Внезапно ему показалось, что из этого морского похода он уже сюда не вернется, поход будет последним.
То ли от выпитой водки, то ли от нервного прошедшего дня к нему пришло впечатление, словно его настигла и теперь уносит от берега властная, горделивая волна.
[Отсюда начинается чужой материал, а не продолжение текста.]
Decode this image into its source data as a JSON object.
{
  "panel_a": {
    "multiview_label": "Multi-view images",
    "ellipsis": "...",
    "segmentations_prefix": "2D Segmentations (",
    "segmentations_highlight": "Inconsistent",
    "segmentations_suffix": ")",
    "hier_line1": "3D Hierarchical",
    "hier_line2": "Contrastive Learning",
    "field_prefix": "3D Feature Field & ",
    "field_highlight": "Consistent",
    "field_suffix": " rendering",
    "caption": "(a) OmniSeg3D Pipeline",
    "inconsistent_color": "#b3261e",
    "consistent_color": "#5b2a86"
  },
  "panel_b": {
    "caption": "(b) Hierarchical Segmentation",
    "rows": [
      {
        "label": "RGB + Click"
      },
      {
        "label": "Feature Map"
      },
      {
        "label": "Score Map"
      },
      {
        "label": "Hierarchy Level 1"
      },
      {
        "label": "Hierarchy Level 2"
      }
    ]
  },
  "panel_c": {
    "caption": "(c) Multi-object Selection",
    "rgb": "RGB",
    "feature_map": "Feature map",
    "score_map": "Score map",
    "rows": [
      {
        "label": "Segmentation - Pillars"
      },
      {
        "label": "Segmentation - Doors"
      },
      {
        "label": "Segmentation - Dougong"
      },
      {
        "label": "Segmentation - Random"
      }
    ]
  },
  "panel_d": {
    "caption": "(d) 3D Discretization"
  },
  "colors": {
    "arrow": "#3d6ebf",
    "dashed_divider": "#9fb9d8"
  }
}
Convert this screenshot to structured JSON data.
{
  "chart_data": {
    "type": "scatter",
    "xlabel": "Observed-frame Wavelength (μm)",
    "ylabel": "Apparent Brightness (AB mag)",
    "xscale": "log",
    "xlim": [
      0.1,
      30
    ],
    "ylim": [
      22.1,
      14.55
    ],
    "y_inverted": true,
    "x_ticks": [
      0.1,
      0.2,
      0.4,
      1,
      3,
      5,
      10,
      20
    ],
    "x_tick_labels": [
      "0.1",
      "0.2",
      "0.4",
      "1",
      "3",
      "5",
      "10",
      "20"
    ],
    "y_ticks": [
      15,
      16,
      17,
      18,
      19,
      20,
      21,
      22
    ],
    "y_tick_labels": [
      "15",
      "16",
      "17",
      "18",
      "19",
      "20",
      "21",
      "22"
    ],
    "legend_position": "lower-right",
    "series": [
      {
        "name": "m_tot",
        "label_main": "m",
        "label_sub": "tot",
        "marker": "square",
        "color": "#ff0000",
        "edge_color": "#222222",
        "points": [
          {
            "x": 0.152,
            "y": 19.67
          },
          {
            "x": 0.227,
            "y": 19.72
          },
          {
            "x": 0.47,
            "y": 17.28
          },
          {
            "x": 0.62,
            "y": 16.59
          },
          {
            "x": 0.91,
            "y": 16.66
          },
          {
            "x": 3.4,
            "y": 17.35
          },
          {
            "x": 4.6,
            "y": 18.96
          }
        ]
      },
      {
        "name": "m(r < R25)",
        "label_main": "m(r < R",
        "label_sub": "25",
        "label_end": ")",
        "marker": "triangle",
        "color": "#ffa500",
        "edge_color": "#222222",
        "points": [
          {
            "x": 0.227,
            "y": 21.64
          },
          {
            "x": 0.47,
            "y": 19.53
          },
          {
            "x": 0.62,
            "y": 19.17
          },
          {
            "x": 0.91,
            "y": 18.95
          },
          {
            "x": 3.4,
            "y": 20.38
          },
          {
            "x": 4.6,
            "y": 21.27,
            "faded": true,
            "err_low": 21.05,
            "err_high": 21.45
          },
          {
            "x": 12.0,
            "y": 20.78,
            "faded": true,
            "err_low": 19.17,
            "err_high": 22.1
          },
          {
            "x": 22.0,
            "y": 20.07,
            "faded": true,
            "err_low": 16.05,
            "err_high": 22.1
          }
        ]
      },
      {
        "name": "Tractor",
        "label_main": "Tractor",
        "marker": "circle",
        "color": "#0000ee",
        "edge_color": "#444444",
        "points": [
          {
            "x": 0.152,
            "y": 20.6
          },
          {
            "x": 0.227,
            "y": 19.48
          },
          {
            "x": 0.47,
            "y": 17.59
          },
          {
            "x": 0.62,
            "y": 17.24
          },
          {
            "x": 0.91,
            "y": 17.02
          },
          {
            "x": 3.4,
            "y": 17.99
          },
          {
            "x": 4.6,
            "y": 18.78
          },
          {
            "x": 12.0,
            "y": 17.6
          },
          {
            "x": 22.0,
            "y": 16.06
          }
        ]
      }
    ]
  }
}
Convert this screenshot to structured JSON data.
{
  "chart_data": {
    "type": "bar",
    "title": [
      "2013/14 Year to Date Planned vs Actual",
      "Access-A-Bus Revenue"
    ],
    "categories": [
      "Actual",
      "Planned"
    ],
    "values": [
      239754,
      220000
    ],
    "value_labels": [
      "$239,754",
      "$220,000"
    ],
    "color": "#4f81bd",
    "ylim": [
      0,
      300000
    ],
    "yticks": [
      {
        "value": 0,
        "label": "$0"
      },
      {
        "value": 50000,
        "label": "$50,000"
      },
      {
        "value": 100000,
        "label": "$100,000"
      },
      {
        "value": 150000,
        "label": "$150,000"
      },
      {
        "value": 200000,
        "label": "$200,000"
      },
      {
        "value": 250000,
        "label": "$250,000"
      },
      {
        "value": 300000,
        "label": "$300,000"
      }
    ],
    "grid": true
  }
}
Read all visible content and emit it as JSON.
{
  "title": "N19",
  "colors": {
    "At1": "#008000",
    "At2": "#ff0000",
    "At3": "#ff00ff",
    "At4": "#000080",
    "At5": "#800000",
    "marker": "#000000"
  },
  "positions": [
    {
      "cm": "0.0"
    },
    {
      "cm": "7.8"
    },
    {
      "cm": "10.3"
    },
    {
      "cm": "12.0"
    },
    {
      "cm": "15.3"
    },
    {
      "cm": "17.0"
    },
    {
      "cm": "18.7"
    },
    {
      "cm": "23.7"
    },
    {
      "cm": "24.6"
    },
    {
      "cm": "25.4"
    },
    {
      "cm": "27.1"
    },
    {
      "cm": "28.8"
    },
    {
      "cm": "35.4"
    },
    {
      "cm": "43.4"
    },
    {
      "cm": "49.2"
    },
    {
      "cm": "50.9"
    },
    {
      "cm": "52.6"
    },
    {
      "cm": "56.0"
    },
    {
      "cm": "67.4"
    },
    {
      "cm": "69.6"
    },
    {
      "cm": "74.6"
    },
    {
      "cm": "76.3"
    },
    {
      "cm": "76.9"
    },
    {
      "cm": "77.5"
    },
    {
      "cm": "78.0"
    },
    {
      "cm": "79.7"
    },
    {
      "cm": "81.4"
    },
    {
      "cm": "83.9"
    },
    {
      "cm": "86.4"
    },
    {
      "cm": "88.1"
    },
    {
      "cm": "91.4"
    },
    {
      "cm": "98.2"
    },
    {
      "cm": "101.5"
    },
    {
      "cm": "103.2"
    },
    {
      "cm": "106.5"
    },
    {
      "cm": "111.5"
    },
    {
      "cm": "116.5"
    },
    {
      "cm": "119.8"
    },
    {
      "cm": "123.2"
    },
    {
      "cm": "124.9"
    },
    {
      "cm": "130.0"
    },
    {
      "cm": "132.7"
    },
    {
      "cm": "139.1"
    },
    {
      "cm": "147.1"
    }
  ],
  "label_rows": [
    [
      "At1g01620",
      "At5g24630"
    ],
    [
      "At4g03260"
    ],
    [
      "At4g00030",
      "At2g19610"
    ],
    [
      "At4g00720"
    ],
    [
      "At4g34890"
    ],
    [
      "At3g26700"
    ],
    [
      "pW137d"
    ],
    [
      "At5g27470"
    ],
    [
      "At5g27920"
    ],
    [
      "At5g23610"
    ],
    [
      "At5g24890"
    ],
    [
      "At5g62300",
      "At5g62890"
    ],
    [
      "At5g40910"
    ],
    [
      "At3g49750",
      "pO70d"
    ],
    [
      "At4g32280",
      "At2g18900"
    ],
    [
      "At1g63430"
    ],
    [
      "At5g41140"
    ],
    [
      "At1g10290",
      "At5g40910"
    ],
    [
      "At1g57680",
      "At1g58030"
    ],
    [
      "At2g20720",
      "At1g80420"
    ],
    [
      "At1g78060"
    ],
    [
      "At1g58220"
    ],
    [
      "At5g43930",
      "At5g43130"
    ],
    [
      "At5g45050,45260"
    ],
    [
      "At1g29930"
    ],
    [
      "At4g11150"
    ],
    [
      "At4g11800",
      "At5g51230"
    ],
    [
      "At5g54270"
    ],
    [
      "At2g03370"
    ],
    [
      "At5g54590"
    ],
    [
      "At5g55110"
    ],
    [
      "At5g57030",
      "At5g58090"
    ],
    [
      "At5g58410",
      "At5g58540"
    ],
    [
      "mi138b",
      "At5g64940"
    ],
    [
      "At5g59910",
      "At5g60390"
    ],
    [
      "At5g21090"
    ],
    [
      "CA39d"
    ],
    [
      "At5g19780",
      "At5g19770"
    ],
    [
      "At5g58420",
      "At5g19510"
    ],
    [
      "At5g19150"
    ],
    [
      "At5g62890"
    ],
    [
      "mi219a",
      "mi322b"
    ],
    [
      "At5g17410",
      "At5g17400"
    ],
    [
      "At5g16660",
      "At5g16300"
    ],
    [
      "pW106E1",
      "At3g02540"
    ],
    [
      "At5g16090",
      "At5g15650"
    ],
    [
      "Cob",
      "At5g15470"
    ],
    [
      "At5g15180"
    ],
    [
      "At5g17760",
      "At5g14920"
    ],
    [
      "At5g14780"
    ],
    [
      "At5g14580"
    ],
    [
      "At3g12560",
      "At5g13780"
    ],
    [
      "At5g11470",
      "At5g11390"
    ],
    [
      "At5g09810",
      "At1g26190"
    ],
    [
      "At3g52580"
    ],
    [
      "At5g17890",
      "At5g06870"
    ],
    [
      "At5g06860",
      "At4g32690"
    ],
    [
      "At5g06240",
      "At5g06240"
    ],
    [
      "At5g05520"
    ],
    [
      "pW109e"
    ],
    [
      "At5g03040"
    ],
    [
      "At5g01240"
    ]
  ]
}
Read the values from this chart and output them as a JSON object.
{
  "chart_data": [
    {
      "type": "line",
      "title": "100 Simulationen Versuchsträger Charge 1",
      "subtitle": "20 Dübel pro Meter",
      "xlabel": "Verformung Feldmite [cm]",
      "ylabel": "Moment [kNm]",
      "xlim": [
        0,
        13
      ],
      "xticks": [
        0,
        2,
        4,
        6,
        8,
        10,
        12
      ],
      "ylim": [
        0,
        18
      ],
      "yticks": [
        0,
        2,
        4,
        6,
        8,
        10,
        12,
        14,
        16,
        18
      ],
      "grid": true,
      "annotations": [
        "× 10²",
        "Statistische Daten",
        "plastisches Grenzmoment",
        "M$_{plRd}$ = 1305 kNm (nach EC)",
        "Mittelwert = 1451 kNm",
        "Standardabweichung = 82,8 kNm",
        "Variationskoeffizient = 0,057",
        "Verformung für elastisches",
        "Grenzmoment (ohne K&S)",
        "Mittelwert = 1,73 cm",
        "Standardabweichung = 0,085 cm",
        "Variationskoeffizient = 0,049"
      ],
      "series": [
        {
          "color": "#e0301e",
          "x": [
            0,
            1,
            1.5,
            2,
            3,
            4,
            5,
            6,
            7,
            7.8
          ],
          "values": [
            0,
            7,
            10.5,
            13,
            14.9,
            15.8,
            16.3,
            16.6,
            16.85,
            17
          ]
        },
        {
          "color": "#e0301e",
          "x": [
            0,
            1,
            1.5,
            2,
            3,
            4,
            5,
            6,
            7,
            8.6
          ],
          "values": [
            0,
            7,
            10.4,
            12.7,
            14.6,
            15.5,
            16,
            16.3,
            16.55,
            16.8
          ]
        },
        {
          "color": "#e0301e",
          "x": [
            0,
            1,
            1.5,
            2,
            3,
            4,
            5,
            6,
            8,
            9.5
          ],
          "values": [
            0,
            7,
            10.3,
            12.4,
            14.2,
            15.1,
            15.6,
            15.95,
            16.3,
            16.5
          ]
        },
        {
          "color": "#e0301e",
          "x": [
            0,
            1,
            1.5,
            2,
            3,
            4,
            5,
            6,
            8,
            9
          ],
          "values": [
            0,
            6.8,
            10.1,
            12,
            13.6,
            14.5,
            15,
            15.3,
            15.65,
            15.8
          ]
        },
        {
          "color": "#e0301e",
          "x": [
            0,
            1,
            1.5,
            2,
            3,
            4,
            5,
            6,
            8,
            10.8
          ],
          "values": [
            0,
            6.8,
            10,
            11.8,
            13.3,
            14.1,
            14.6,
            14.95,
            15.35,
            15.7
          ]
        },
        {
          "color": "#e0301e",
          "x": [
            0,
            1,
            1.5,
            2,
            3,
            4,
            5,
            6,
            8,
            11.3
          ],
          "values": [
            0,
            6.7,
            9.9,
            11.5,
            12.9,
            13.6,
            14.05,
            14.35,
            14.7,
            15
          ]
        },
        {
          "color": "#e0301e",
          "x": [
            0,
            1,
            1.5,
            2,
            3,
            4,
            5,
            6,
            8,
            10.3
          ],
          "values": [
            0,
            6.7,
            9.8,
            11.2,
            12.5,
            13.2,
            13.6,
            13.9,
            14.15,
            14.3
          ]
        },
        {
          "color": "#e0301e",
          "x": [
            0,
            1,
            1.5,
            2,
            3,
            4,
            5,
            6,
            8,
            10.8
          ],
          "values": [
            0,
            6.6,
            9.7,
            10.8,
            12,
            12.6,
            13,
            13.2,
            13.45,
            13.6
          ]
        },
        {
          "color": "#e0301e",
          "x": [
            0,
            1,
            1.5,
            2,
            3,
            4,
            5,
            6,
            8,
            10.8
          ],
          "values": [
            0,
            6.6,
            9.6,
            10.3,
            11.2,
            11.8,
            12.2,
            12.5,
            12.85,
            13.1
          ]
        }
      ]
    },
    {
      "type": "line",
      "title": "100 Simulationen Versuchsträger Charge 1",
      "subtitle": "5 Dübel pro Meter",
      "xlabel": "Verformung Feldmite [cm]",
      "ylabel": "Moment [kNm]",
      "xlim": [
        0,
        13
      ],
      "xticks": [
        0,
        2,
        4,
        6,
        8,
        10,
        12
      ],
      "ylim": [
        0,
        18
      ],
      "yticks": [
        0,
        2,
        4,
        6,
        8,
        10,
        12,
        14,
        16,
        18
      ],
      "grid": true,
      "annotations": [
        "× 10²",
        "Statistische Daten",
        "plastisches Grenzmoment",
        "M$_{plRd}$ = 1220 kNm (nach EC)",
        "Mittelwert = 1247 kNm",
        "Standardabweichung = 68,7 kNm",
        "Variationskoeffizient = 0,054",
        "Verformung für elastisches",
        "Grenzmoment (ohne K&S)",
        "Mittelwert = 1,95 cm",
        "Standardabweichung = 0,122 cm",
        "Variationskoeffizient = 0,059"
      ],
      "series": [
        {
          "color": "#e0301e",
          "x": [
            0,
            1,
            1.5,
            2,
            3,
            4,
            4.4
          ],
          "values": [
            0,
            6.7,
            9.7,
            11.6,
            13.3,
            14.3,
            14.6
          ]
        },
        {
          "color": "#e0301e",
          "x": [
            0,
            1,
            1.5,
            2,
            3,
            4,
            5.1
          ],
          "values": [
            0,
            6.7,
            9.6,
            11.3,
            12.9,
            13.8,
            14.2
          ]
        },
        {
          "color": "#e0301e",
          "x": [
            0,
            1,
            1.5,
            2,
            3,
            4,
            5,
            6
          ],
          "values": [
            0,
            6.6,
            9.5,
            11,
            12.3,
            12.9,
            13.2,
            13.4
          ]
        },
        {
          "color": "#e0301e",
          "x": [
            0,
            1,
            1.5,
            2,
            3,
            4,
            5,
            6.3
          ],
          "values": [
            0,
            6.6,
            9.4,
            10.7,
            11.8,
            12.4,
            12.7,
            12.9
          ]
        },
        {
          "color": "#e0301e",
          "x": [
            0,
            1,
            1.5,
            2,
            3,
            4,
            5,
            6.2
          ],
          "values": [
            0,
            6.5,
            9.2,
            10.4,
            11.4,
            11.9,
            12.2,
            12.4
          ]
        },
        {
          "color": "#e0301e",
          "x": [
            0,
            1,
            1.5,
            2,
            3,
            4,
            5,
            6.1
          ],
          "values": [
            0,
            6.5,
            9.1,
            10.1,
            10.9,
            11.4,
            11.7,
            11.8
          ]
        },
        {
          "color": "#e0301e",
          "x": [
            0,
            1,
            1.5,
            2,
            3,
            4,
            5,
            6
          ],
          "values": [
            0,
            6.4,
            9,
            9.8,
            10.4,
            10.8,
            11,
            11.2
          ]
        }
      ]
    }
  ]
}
И вдруг показалось, будто он давно знал, что будет сидеть в этой гостиной в предчувствии, будто видит ее в последний раз, и захочет отказаться от плавания, от предложенной работы, а человек, сидящий напротив, скажет, что это глупость, а он будет упорствовать, что никуда завтра не пойдет, но, покинув этот дом, сдастся и отправится в проклятый офис.
— Завидую, — говорил Борис, вновь наполняя рюмки. — Мне бы кто предложил прошвырнуться по морям-океанам…
— А я вот думаю отказаться, — проронил Забелин.
— И дурак! Здесь хочешь сгнить?! У меня — ладно, гиря семьи на ноге, умею только баранку крутить, поскольку имею две левые руки и башку, в которой одни хохмы, да и те про себя самого… Я даже не еврей, а так… просто устал. А у тебя — профессия!
— Да поздно уже… — покривился Забелин. — Вышел запал.